Ao longo do segundo semestre de 2021, os consumidores acusaram o desemprego como o principal motivo da negativação (27%), ao contrário dos 31% no período imediatamente anterior. Apesar do recuo, a alternativa segue sendo apontada como a razão fundamental do fenômeno analisado. Essa diminuição é consistente com o movimento de recuperação do mercado de trabalho durante o ano passado, de modo que a taxa de desocupação caiu 3,1 pontos percentuais (de 14,2% no quarto trimestre de 2020 para 11,1%). Não obstante, o número permanece alto em comparação com o intervalo entre 2012 e 2014: desde então, nossa trajetória é caracterizada por taxas pífias de crescimento do PIB.

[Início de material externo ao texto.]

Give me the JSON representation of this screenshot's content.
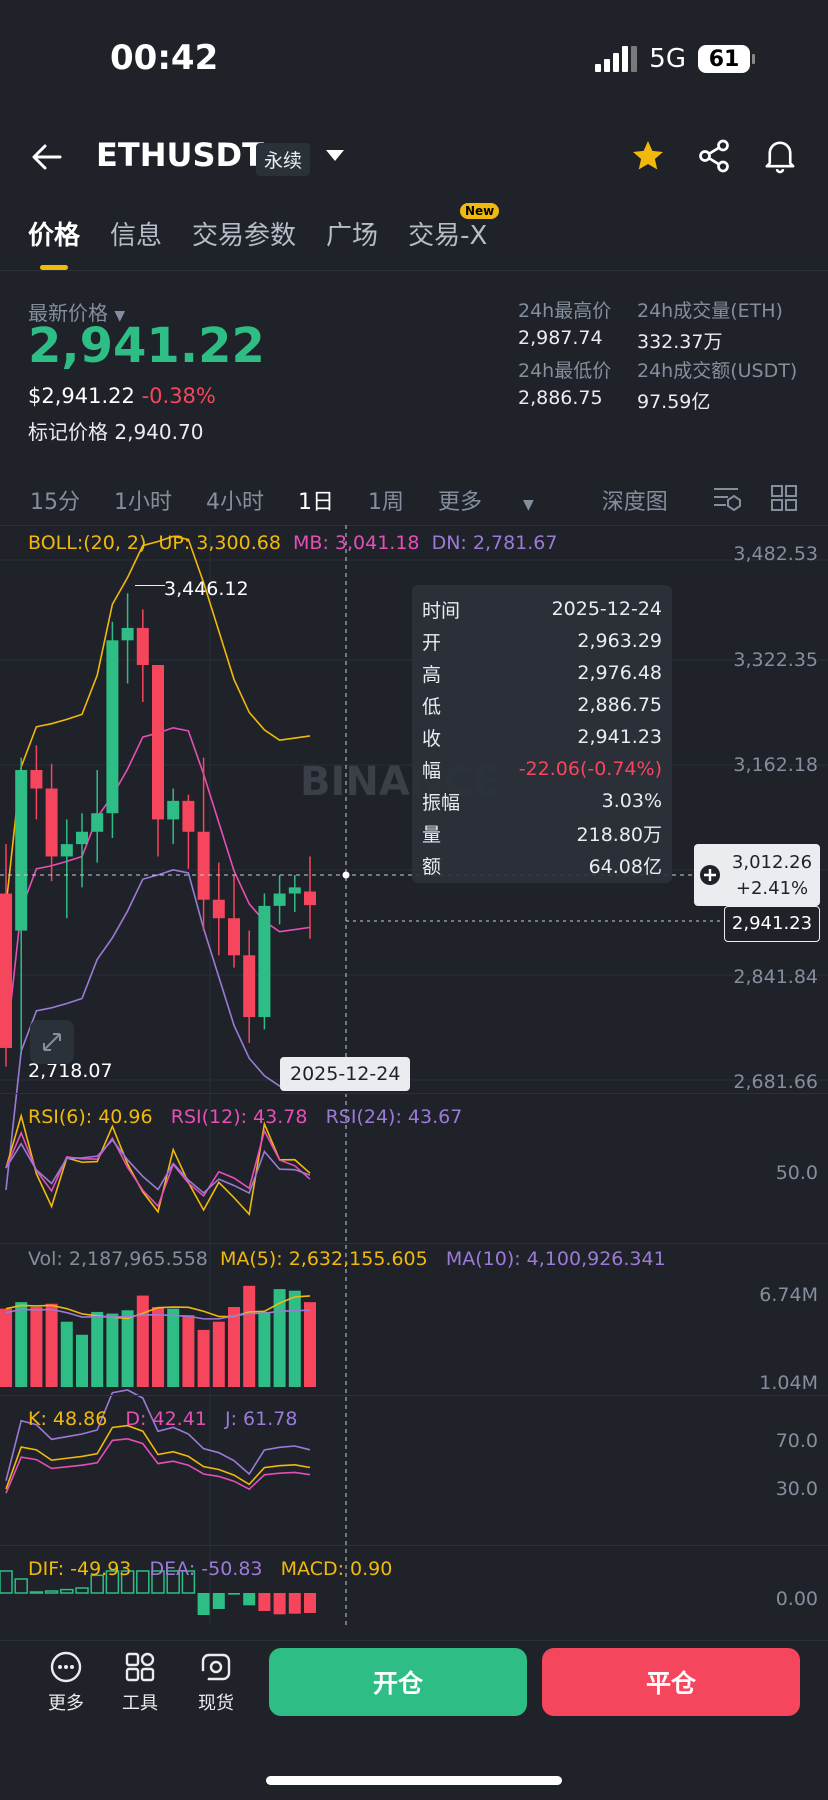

Especificamente sobre o Rio Grande do Sul, as estatísticas oficiais da PNAD demonstram que o nível se situa levemente inferior ao verificado previamente à imposição do distanciamento social.

Por sua vez, a queda dos recursos disponíveis foi mencionada por 21% dos entrevistados, contra 26% nos seis primeiros meses de 2021. De acordo com o IBGE, a remuneração derivada do exercício das profissões no território nacional encontra-se 9,1% aquém do momento que antecedeu a COVID-19. Entendemos que a ociosidade da mão de obra e a aceleração dos preços ajudam a explicar o acontecimento.

Já para o Rio Grande do Sul, a massa de rendimentos também está mais baixa do que antes da pandemia (-8,6%).

Cabe destacar igualmente que, dos respondentes com restrições ao crédito, 62% possui três ou mais contas em atraso. Além disso, o adiamento é superior a 90 dias para a maioria esmagadora dos casos (83%) e o valor devido é de, no mínimo, R$ 3 mil (51%). Apenas para que se tenha uma ideia, os vencimentos médios mensais do trabalhador brasileiro somam R$ 2.518. Ou seja, o esforço exigido para a quitação dos débitos equivale a 35 dias exclusivos de ofício. Por fim, praticamente seis em cada dez (59%) reportaram a necessidade de promover uma renegociação, enquanto o restante conseguirá pagar em sua integralidade.

Acreditamos que a liquidez liberada pelo “Programa Renda e Oportunidade” do governo federal deverá fornecer algum alívio no curto prazo, em função do ingresso de receitas. No entanto, a conjuntura atual, marcada pela letargia da atividade de muitos segmentos, inflação pressionada, Taxa SELIC em elevação, disrupção das cadeias produtivas e panorama externo desafiador (guerra entre Rússia e Ucrânia, aumentos de juros em ritmo veloz nos EUA, entre outras questões) gera dificuldades para uma melhora relevante do balanço financeiro das famílias ainda em 2022.